Due to homesickness, Te’o’s search for companishionship or company that reminded him of his family and being in Hawaii enabled him to succumb to the vulnerability of online friendship, having received  a friend request from a Polynesian girl, Lennay Kekua. He found comfort in her and felt a sense of home while he was in college. In the documentary, Te’o, Ranaiah Tuiasosopo, and others were interviewed and explained the entirety of the story. Tuiasosopo created the Facebook profile and pretended to be Lennay Kekua. Her reasoning for creating the profile was so that she could truly express herself, and be herself on an online platform. Like Te’o, she grew up in a football household, but she struggled with her identity as a transwoman. She was afraid to come out to her parents, so she kept playing football. Tuiasosopo found her sense of self through Lennay Kekua. Being part of the LGBTQ+ community and also playing football can be extremely difficult and take a toll on a player’s mental health. There is a huge stigma around being gay in such a “masculine” sport. Although her actions were not right, Tuiasosopo found her love for football through supporting Te’o during his college seasons. She would watch his games and give him advice for the next game. 

Te’o felt an instant connection with her due to them both having Polynesian heritage and a love for football. He loved having  “Lennay” as a support system through his up and coming fame. Throughout his time at Notre Dame, he became one of the most esteemed players at the university. He led the fighting Irish to an undefeated season his senior year, and was projected to be the number one draft pick. 

During his senior year, Te’o became very popular, and his relationship with “Lennay'' grew rocky. He focused mainly on football and his new fame, which made Tuiasosopo feel left out. She devised a plan to tell Te’o that Lennay was in a car accident and is now on a ventilator. Te’o was saddened by this news, and it came shortly after his Grandmother died. In the midst of his best season ever, he lost his grandmother and would eventually lose his girlfriend.  Although Lennay had passed, Tuiasosopo wanted to keep a connection with Te’o. She reached out to him as Lennay’s family members and even came to his games. News of Lennay’s death began to spread due to Te’o’s growing fame. People began to question if his relationship with her was real. A news investigation by Deadspin started to determine if he was lying about Lennay. 

Deadspin published the article, and within hours the news spread nationwide. People believed Te’o to be at fault for the incident and his entire football career began to change. He was believed to be a potential first round draft pick, but he fell to the second round due to the incident. Te’o was drafted in the second round by the Los Angeles Chargers. Although his dreams of being in the NFL came true, his confidence in the game completely changed. It affected his play, relationships with his teammates, and even his family.

At Notre Dame, he dominated the field and felt like he belonged, but in the league, he lost his confidence.

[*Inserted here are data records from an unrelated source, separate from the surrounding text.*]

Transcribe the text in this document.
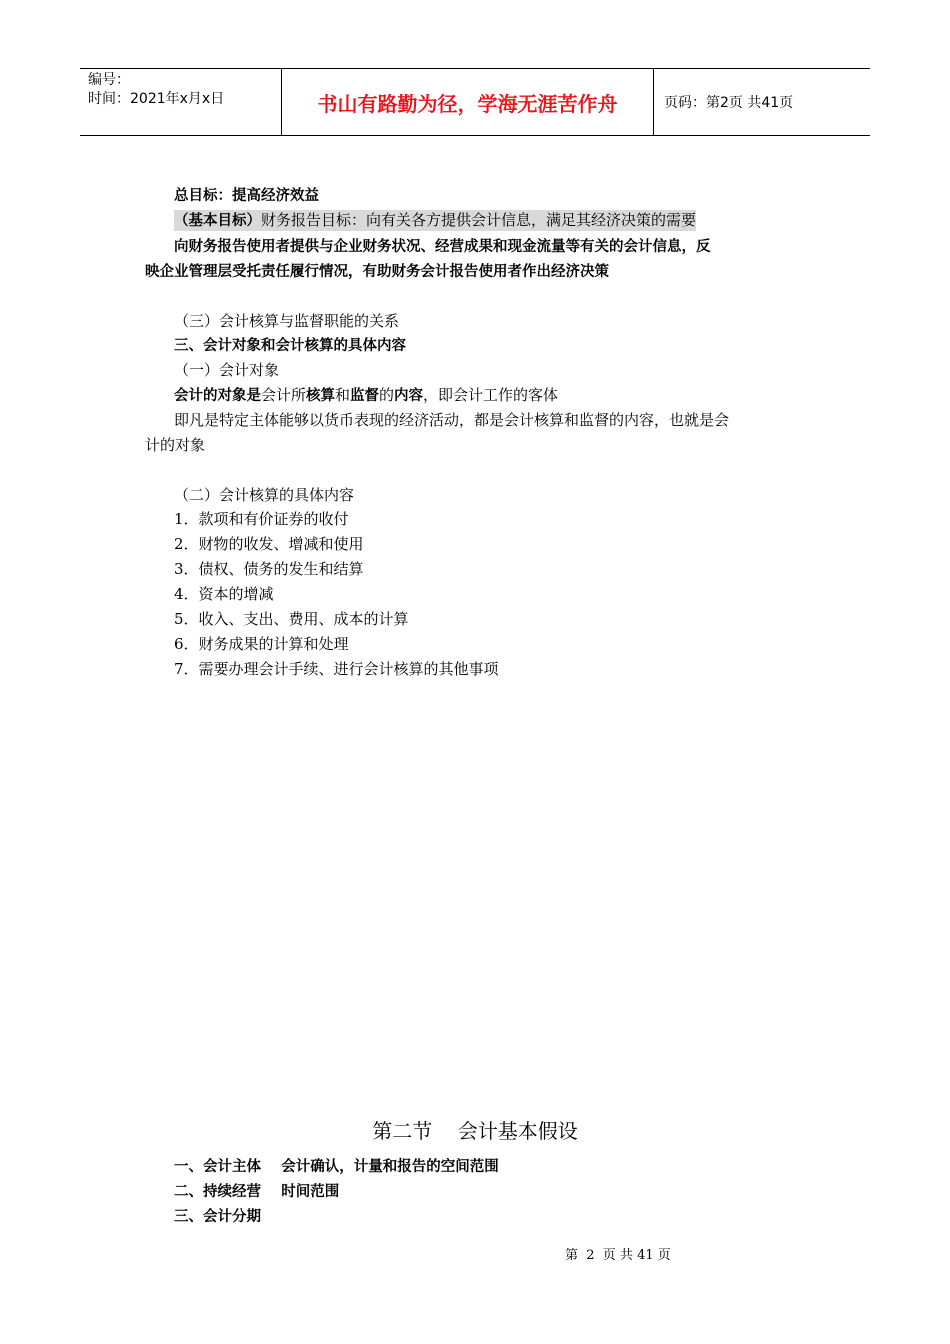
编号：
时间：2021年x月x日	书山有路勤为径，学海无涯苦作舟	页码：第2页 共41页
总目标：提高经济效益
（基本目标）财务报告目标：向有关各方提供会计信息，满足其经济决策的需要
向财务报告使用者提供与企业财务状况、经营成果和现金流量等有关的会计信息，反
映企业管理层受托责任履行情况，有助财务会计报告使用者作出经济决策
（三）会计核算与监督职能的关系
三、会计对象和会计核算的具体内容
（一）会计对象
会计的对象是会计所核算和监督的内容，即会计工作的客体
即凡是特定主体能够以货币表现的经济活动，都是会计核算和监督的内容，也就是会
计的对象
（二）会计核算的具体内容
1．款项和有价证券的收付
2．财物的收发、增减和使用
3．债权、债务的发生和结算
4．资本的增减
5．收入、支出、费用、成本的计算
6．财务成果的计算和处理
7．需要办理会计手续、进行会计核算的其他事项
第二节    会计基本假设
一、会计主体    会计确认，计量和报告的空间范围
二、持续经营    时间范围
三、会计分期
第  2  页 共 41 页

When the Deadspin article was published, Tuiasosopo decided to come out to her parents and apologize to Te’o for the damage that she had caused. She was interviewed by Dr. Phil, and she confessed to being the sole person behind the scam. She decided to move back to American Samoa to get back in touch with herself and her culture. There, she discovered the LGBTQ+ community and truly embraced her identity. 

Despite the hate, Te’o eventually came to terms with the reality of the situation and continued to play for his family and true supporters. He had to learn to forgive himself and Tuiasosopo for the scam. Te’o continued to play for the Chargers for three years, was traded to the New Orleans Saints, and now plays for the Chicago Bears. He has a wife, a daughter, and is making sure that his story is heard nationwide.

Situations like this arise very frequently for black and brown pro-athletes. Social Media has been a contributing factor in these cases, because it has made it easier for people to catfish and connect with others. Pro-athletes, especially men of color, have been highly coveted, and many women have used social media to trap or date these athletes. For example, Brittney Renner dated NBA player, PJ Washington and within months of them dating she was pregnant. There have been many stipulations about her due to the quick timeline and the 6 year age gap. Khloe Kardashian and Tristan Thompson are another example of this. Their relationship has been rocky since the beginning. Khloe became pregnant with their daughter, True in the midst of the many cheating allegations he had. Despite the confirmation of the cheating, Khloe stayed with him and had another child. With this being said, in this day and age it is more acceptable to be associated with pro-athletes or men with higher status no matter what the consequences are. In all of these situations, the women have sacrificed their happiness or parts of their life for the status of being associated with these men.